Other people’s hearing ability amazes me. Julia knows when someone different starts talking and she drops a line with a header saying ‘speaker.’ (If she knows people, she adds their name but here she’s typing blind.) I suppose that’s normal for everyone but it blows me away. She’s listening to this from the University and knows when it’s someone different talking. Me? I can’t tell and I’m in the room where they are talking. Often I’d look up from the captions to find out who was speaking and it took several seconds for me to locate whose mouth was moving or head bobbing if they were looking down.
A man had the floor and gave an acronym his agency had adopted. A rep spoke up saying, “Thank you for yet another acronym.” His comment was delayed in the captions (there’s always a few seconds delay) so I didn’t understand the laughter right away but when it showed up on my captions, I smiled too. That sure beats the many, many times in my life where I sat quietly not understanding while others laughed around me. This time I got it and I don’t care if I’m a few seconds behind everyone else. Another round of laughter came up later about extra funds not being spent because it’s like extra money in your checking account you can’t spend…because it’s your wife’s money. It’s incredibly nice to included via captions.
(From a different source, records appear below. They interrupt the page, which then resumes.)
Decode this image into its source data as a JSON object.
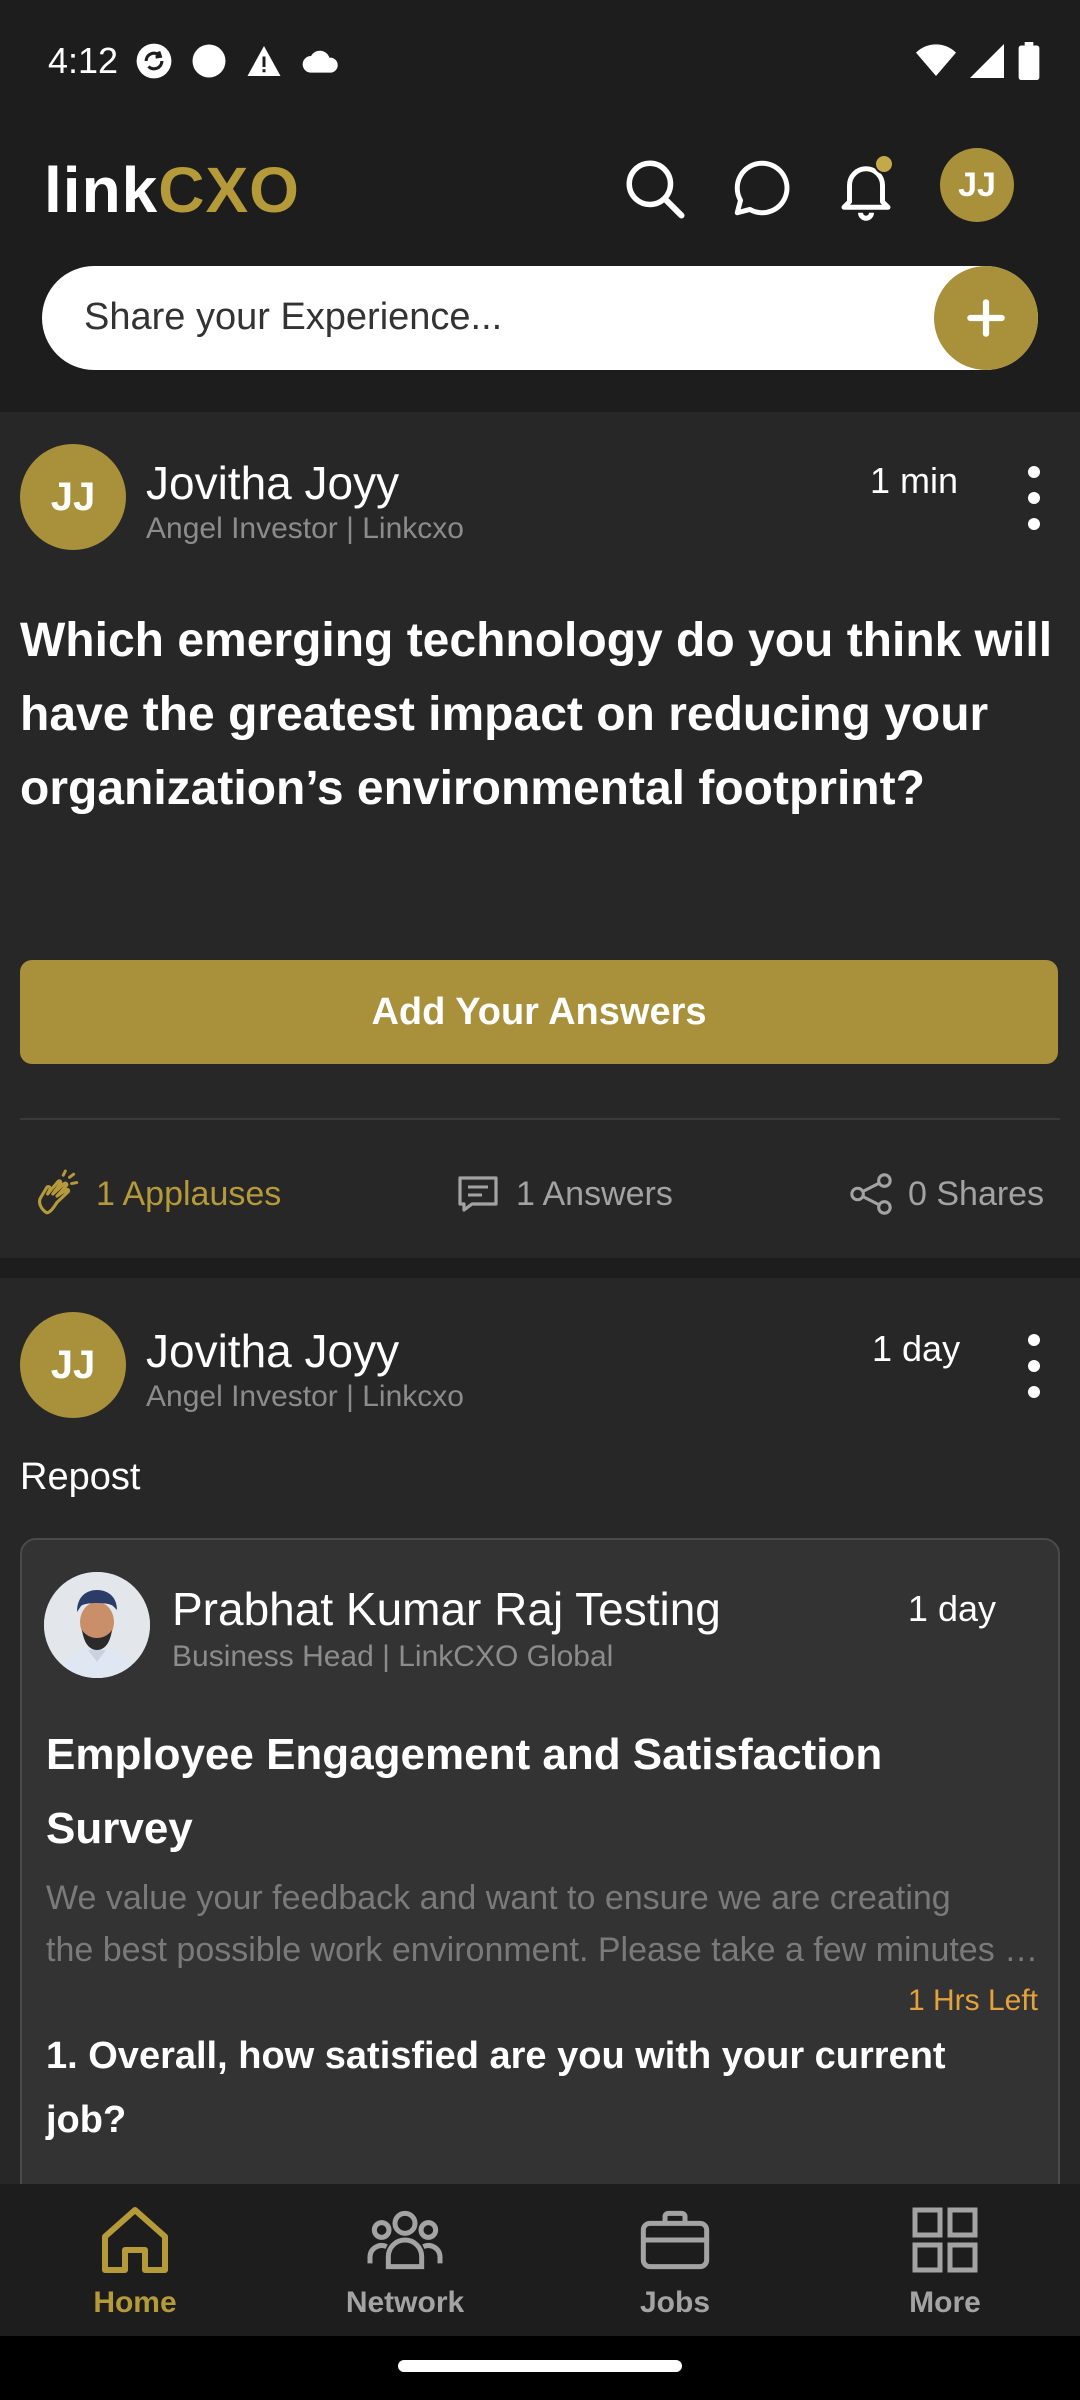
{
  "status_bar": {
    "time": "4:12"
  },
  "header": {
    "logo": {
      "part1": "link",
      "part2": "CXO"
    },
    "avatar_initials": "JJ"
  },
  "share": {
    "placeholder": "Share your Experience..."
  },
  "posts": [
    {
      "avatar_initials": "JJ",
      "author": "Jovitha Joyy",
      "author_title": "Angel Investor | Linkcxo",
      "time": "1 min",
      "question": "Which emerging technology do you think will have the greatest impact on reducing your organization’s environmental footprint?",
      "answer_button": "Add Your Answers",
      "applauses": "1 Applauses",
      "answers": "1 Answers",
      "shares": "0 Shares"
    },
    {
      "avatar_initials": "JJ",
      "author": "Jovitha Joyy",
      "author_title": "Angel Investor | Linkcxo",
      "time": "1 day",
      "repost_label": "Repost",
      "repost": {
        "author": "Prabhat Kumar Raj Testing",
        "author_title": "Business Head | LinkCXO Global",
        "time": "1 day",
        "title": "Employee Engagement and Satisfaction Survey",
        "description_line1": "We value your feedback and want to ensure we are creating",
        "description_line2": "the best possible work environment. Please take a few minutes to complete this survey",
        "time_left": "1 Hrs Left",
        "question": "1. Overall, how satisfied are you with your current job?"
      }
    }
  ],
  "bottom_nav": [
    {
      "label": "Home",
      "icon": "home-icon",
      "active": true
    },
    {
      "label": "Network",
      "icon": "network-icon",
      "active": false
    },
    {
      "label": "Jobs",
      "icon": "briefcase-icon",
      "active": false
    },
    {
      "label": "More",
      "icon": "grid-icon",
      "active": false
    }
  ],
  "colors": {
    "accent": "#a8913a",
    "accent_text": "#b59a3a",
    "background": "#1d1d1d",
    "card": "#272727",
    "time_left": "#e4a23a"
  }
}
At the end of the session on Friday, one of the house speakers thanked us for coming and thanked the two sign language interpreters for being there. There I sat with invisible accommodation and Julia’s hard work unnoticed except by me and two others who were very grateful for her service. This was my first legislature experience and it was only possible with CART. Without it, it would be nothing to me, sitting in a room with a bunch of people. With it, I felt a part of it and it enriched the whole experience. Instead of an outside observer, I was a witness.
A great big thanks to Julia for making it possible for me to understand. And I’m so happy to be alive with today’s technology.